Pentagon goes two directions on climate change impact

Pentagon goes two directions on climate change impact

Published
Air Force Secretary Heather Wilson testifies during a Senate Appropriations Committee hearing on the Fiscal Year 2020 funding request and budget justification for the Department of the Air Force in Washington, D.C., Mar. 13, 2019. (U.S. Air Force Photo by Adrian Cadiz)

WASHINGTON — The Pentagon is caught between political crosswinds as it attempts to navigate the issue of climate change and its impact on readiness and military basis.

The two pulls were illustrated Wednesday. The Air Force asked Congress for additional funds to fix bases damaged by flood waters and hurricanes while the full Pentagon continued to slow-walk a request by Congress regarding what installations are most threatened by those very same destructive elements.

“The (Pentagon’s) methodology remains opaque,” Rep. James Langevin (R-R.I.) said a statement. “The revised report continues to leave off overseas bases, and it fails to include massive military installations like Camp Lejeune. Most importantly, it continues to lack any assessment of the funds Congress will need to appropriate to mitigate the ever-increasing risks to our service member.”

Langevin compared the Pentagon to what “a student rushing to finish a term paper” would submit, in remarks first reported by The Hill.

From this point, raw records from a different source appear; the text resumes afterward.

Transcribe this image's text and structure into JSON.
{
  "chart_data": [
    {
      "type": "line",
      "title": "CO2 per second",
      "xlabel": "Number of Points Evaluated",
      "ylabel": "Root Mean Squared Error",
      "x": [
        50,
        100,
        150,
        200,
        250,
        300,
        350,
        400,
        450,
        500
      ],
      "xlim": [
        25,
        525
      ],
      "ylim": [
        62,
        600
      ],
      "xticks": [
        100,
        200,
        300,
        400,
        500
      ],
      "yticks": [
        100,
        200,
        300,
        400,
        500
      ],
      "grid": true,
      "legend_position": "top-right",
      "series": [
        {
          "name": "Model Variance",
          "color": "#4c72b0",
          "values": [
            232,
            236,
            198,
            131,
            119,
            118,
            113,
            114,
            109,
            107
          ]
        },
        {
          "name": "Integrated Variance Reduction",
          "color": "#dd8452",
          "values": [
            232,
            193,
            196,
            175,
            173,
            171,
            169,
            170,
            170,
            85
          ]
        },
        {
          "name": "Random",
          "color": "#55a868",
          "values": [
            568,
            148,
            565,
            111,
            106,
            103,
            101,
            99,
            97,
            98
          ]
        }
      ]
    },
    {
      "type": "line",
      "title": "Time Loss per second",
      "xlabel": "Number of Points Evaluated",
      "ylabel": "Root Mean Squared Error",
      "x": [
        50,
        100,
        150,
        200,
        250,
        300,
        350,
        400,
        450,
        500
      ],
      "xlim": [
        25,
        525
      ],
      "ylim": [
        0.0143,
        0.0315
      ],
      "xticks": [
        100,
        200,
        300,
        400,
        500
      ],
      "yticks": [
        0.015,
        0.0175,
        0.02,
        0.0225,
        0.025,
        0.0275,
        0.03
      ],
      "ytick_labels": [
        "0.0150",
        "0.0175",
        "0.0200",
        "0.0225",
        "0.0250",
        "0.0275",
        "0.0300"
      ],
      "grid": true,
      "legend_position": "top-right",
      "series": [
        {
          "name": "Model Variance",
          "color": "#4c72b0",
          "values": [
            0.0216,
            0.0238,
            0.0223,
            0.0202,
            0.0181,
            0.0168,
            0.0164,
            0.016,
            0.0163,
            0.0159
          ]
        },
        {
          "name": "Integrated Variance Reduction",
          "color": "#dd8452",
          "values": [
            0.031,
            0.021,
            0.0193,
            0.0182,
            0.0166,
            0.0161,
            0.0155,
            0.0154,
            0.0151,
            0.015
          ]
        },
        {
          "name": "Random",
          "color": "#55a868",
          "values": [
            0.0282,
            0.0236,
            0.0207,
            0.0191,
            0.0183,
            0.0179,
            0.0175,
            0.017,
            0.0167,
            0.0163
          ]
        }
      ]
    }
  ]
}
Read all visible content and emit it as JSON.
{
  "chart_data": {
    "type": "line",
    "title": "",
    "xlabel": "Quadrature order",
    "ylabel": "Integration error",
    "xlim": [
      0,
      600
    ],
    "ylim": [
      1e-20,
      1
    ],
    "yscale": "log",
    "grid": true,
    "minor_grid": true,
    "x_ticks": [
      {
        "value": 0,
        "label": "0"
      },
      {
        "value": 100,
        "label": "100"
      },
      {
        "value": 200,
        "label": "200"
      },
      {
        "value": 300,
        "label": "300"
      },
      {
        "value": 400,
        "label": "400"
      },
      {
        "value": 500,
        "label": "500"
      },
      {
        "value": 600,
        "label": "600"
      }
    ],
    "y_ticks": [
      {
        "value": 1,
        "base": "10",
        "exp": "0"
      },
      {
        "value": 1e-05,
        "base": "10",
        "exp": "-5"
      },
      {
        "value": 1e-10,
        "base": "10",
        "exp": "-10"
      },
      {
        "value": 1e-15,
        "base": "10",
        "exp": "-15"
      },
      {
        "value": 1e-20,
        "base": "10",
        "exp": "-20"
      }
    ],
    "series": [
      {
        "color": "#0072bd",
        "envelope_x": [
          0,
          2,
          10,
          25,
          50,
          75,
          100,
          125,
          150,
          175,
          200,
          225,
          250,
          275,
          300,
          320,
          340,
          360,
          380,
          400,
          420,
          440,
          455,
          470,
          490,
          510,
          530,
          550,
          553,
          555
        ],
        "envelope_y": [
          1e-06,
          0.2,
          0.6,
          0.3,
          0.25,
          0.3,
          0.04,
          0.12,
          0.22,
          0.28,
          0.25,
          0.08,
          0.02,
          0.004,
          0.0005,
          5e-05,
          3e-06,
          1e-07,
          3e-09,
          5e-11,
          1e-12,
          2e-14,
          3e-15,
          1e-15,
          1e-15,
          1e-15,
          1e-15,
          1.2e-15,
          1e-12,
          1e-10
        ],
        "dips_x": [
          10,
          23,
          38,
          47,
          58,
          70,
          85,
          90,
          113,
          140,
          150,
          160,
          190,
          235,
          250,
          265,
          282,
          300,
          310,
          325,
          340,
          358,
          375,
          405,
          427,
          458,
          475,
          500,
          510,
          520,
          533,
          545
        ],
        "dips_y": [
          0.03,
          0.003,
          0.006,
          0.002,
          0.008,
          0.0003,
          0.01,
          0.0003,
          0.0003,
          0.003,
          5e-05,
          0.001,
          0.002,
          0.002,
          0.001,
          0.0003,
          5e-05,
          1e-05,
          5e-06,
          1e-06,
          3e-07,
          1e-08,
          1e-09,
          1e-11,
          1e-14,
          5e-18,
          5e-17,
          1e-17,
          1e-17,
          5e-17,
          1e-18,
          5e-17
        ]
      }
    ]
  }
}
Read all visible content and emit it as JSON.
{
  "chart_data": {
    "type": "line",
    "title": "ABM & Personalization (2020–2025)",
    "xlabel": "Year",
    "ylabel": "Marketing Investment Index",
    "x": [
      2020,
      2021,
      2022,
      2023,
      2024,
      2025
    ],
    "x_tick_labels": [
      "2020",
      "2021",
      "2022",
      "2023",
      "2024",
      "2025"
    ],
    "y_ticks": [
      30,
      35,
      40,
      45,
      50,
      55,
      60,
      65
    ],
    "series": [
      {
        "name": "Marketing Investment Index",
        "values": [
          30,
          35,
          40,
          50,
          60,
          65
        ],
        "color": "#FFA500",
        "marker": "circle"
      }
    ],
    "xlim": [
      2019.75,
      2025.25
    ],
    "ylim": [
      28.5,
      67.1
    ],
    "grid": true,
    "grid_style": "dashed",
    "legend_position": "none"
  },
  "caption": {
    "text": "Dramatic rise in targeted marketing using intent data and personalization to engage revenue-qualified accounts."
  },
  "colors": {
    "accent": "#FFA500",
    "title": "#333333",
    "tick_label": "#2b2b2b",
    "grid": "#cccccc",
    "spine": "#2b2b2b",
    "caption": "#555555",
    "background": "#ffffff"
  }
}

The report, which was to refine a more general one sent to Congress in January, arrived on Capitol Hill in advance of Air Force Secretary Heather Wilson saying the Air Force needs almost $5 billion over the next three years to rebuild bases in Florida and Nebraska severely damaged by hurricanes and floods in the past six months.

Speaking at the Heritage Foundation, Wilson said if the Air Force does not receive $1.2 billion of those funds by June for repairs at Tyndall Air Force Base and Offutt Air Force Base, projects at bases in 18 states would be sliced and 18,000 pilot training hours canceled.

Neither of those bases made the list of facilities most threatened by climate change.